Через минуту мы шли с ним в сторону берега, он молчал, пыхтел и думал. Мне казалось, что он ворочает свои мысли, как прибой камни во время прилива. Я оглянулся. На крыльце стояла, положив на живот руки, жена Игната. Подумалось с жалостью о ней: она из тех русских баб, которые всегда испуганы и беременны.

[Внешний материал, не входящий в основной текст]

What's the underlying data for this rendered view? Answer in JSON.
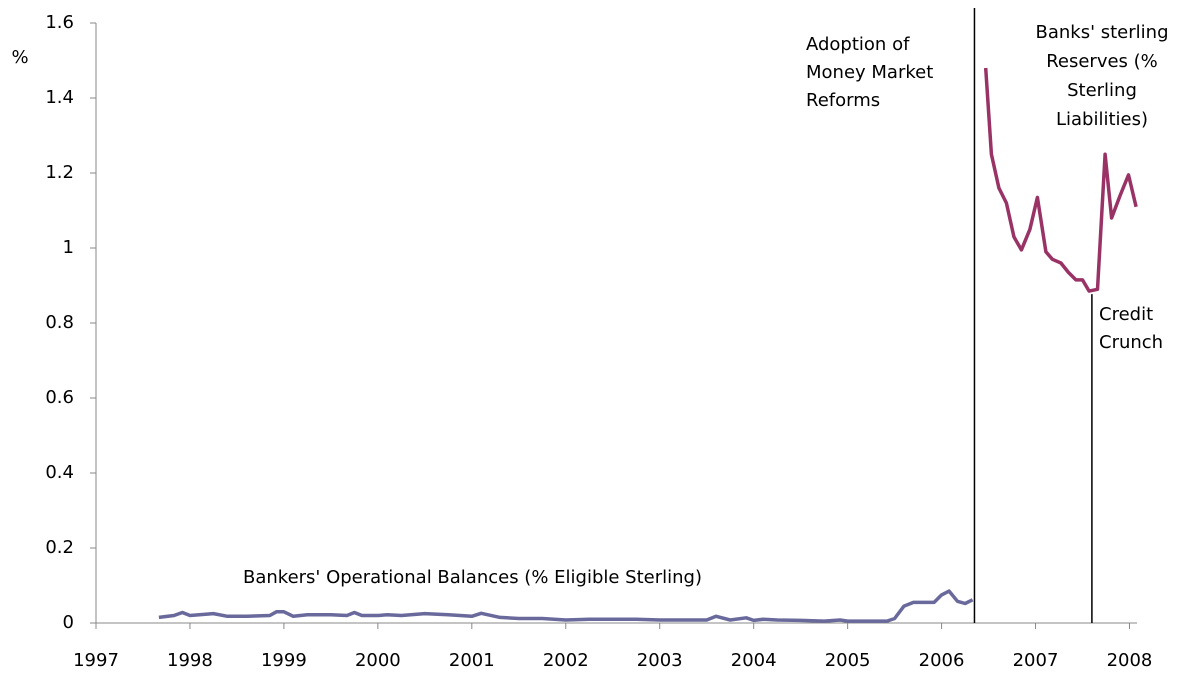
{
  "chart_data": {
    "type": "line",
    "y_label": "%",
    "xlim": [
      1997,
      2008.08
    ],
    "ylim": [
      0,
      1.6
    ],
    "xticks": [
      1997,
      1998,
      1999,
      2000,
      2001,
      2002,
      2003,
      2004,
      2005,
      2006,
      2007,
      2008
    ],
    "yticks": [
      0,
      0.2,
      0.4,
      0.6,
      0.8,
      1,
      1.2,
      1.4,
      1.6
    ],
    "grid": false,
    "series": [
      {
        "name": "Bankers' Operational Balances (% Eligible Sterling)",
        "color": "#69699c",
        "x": [
          1997.67,
          1997.83,
          1997.92,
          1998.0,
          1998.25,
          1998.4,
          1998.6,
          1998.85,
          1998.92,
          1999.0,
          1999.1,
          1999.25,
          1999.5,
          1999.67,
          1999.75,
          1999.83,
          2000.0,
          2000.1,
          2000.25,
          2000.5,
          2000.75,
          2001.0,
          2001.1,
          2001.3,
          2001.5,
          2001.75,
          2002.0,
          2002.25,
          2002.5,
          2002.75,
          2003.0,
          2003.25,
          2003.5,
          2003.6,
          2003.75,
          2003.92,
          2004.0,
          2004.1,
          2004.25,
          2004.5,
          2004.75,
          2004.92,
          2005.0,
          2005.25,
          2005.42,
          2005.5,
          2005.6,
          2005.7,
          2005.92,
          2006.0,
          2006.08,
          2006.17,
          2006.25,
          2006.33
        ],
        "values": [
          0.015,
          0.02,
          0.028,
          0.02,
          0.025,
          0.018,
          0.018,
          0.02,
          0.03,
          0.03,
          0.018,
          0.022,
          0.022,
          0.02,
          0.028,
          0.02,
          0.02,
          0.022,
          0.02,
          0.025,
          0.022,
          0.018,
          0.026,
          0.015,
          0.012,
          0.012,
          0.008,
          0.01,
          0.01,
          0.01,
          0.008,
          0.008,
          0.008,
          0.018,
          0.008,
          0.014,
          0.007,
          0.01,
          0.008,
          0.007,
          0.005,
          0.008,
          0.005,
          0.005,
          0.005,
          0.012,
          0.045,
          0.055,
          0.055,
          0.075,
          0.085,
          0.058,
          0.052,
          0.062
        ]
      },
      {
        "name": "Banks' sterling Reserves (% Sterling Liabilities)",
        "color": "#993366",
        "x": [
          2006.47,
          2006.53,
          2006.61,
          2006.69,
          2006.77,
          2006.85,
          2006.94,
          2007.02,
          2007.11,
          2007.18,
          2007.27,
          2007.35,
          2007.43,
          2007.5,
          2007.57,
          2007.66,
          2007.74,
          2007.81,
          2007.9,
          2007.99,
          2008.07
        ],
        "values": [
          1.48,
          1.25,
          1.16,
          1.12,
          1.03,
          0.995,
          1.05,
          1.135,
          0.99,
          0.97,
          0.96,
          0.935,
          0.915,
          0.915,
          0.885,
          0.89,
          1.25,
          1.08,
          1.14,
          1.195,
          1.11
        ]
      }
    ],
    "events": [
      {
        "x": 2006.35,
        "label": "Adoption of Money Market Reforms"
      },
      {
        "x": 2007.6,
        "label": "Credit Crunch"
      }
    ]
  }
}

Солнце уходило за лиственницы, остывало, холод смелее поднимался от залива, накрывал под деревьями мхи, его чувствовали уже ноги. Волгло, прохладно, как-то зябко пахла хвоя. Не забывалась холодная земля и длинная, нахолодившая ее зима.

Спустились под обрыв, к лодке. Она стояла на сухой гальке, а позади начинался жидкий ил (по нему ночью мы с Кавуном тащили председательский «лимузин»). Вода была еще далеко, но быстро приближалась — широкими, пенными языками натекала на ил. Вспархивали кулики, отлетали, снова садились.

Приткнувшись к борту лодки, Лапенко хмуро, исподлобья смотрел на воду. Он устал. Его тяжелые плечи опали, кисти рук вздулись жилами.

Весь день я собирался поговорить с ним о рефрижераторе, а теперь не знал, как подступиться. Надо бы легко, понемногу, однако ничего не мог придумать и решил всю осторожность вложить в свой голос.

— Что вы думаете о Мамоновой? — спросил я будто просто так.

— Стараюсь меньше думать.

— Нет, серьезно.

— Серьезно.

— Она говорит, что рефрижератор надо вызвать.

— Знаю. Это чтобы я вызвал.

— А если вместе?

— Не станет вместе, обведет. Хватка у нее мужичья. Ты вот что пойми: вызову я пароход, сниму рыбаков на погрузку — уловы упадут. Это полбеды. Беда, если рыбка — раз, и кончится. Пароход пустой уйдет, а мне за вызов тысяч тридцать на холку повесят. Понимаешь? Колхоз разорю. Меня нивхи, как чхыфа, из-за куста убьют.